Adversaries can use Valid Accounts to access a service that accepts remote connections (telnet, SSH and VNC, SMB). The adversary can then perform actions as the logged in user.

Tactic: Collection

“Collection” techniques ( Collection [TA0009] ) are those activities conducted by the adversary for the collection of information and data. Activities carried out post-compromise to obtain information (passwords, strategic data, etc.).

Techniques examples:
Screen Capture

Opponents perform Screen Capture to obtain screenshots of the screen. Technique used to spy on the victim’s operations.

Audio Capture

Adversaries perform audio recording of the victim’s device to listen to conversations.

Final Stage

Tactic: Command & Control

“Command & Control” techniques ( Command & Control [TA0011] ) concern the communication methods implemented by the adversary for remote control of the compromised system. In this way the adversary transmits commands to the victim system.

Techniques examples:
Remote Access Software

Adversaries exploit legitimate third-party software for remote access (Team Viewer, LogMeIn, AmmyyAdmin, etc.).

Application Protocl

Adversaries use application protocols for transmitting commands to the victim system such as Web, MAIL, and DNS protocols.

Tactic: Exfiltration

“Exfiltration” techniques ( Exfiltration [TA0010] ) are those activities conducted by the adversary to extract data or information from the victim system.

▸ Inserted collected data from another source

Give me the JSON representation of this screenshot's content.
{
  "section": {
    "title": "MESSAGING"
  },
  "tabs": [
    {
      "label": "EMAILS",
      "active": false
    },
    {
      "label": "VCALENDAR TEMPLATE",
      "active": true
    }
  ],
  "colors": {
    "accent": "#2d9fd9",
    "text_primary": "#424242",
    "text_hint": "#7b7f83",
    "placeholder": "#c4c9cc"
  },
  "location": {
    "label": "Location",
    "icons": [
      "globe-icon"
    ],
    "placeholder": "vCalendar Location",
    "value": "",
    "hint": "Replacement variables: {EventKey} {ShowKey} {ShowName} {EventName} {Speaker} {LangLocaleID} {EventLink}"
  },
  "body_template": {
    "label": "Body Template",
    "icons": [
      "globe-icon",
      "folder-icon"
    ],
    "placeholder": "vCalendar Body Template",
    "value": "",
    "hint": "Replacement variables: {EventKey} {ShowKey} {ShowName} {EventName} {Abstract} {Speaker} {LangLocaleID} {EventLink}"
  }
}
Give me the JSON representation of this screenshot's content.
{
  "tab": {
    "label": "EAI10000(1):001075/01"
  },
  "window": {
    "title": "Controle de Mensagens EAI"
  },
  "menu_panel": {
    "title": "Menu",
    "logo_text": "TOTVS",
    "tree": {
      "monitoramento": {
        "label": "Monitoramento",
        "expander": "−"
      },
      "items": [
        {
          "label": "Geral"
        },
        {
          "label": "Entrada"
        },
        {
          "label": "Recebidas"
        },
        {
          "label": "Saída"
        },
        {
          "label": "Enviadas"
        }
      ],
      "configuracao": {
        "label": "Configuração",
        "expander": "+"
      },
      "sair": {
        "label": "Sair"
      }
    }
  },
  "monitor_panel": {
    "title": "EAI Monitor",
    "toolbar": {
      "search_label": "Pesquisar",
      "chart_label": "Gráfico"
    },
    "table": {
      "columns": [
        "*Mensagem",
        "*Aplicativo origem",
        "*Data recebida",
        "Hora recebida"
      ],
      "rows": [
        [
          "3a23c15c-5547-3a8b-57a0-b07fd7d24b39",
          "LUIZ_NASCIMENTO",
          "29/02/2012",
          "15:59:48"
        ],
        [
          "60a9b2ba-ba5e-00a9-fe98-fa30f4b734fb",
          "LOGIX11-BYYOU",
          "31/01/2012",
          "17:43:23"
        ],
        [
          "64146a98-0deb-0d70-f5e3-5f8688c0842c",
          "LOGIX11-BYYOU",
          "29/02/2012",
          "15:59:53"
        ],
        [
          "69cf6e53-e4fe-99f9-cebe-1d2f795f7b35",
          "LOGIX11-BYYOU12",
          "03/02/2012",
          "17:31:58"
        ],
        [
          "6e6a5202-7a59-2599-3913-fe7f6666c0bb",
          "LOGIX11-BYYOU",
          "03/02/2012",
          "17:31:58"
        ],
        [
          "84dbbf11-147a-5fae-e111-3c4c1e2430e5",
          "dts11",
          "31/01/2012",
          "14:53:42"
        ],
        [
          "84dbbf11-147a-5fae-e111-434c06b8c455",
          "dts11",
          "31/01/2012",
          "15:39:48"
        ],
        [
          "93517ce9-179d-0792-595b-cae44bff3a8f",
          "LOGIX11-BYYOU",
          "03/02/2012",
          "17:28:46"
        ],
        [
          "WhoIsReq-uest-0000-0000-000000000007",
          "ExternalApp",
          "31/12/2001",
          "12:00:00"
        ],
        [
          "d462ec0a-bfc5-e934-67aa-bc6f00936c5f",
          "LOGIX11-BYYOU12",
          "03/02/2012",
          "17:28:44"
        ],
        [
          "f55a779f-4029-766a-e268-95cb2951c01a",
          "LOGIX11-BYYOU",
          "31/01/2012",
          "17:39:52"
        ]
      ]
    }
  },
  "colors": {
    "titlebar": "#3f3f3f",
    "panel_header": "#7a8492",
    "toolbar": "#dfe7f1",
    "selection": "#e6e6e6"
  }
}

Exfiltration consists of techniques that adversaries can use to steal data from the network. Techniques for extracting data from a target network include transfer through the command and control channel.

Techniques examples:
Exfiltration trough C2

Adversaries exfiltrate information using the same communication channel used to send commands to the system (Command and Control).

Exfiltration trough cloud account

Adversaries exfiltrate data through the use of cloud accounts and services.

Tactic: Impact

“Impact” techniques ( Impact [TA0040] ) are those activities carried out by adversaries to manipulate, interrupt or destroy systems or data (as in the Ransomware case).

Techniques examples:
Data Encryption

Adversaries can encrypt data on target systems to disrupt the availability of system and network resources.


Adversaries can modify the visual content available internally or externally to a corporate network (typically websites and hacktivism).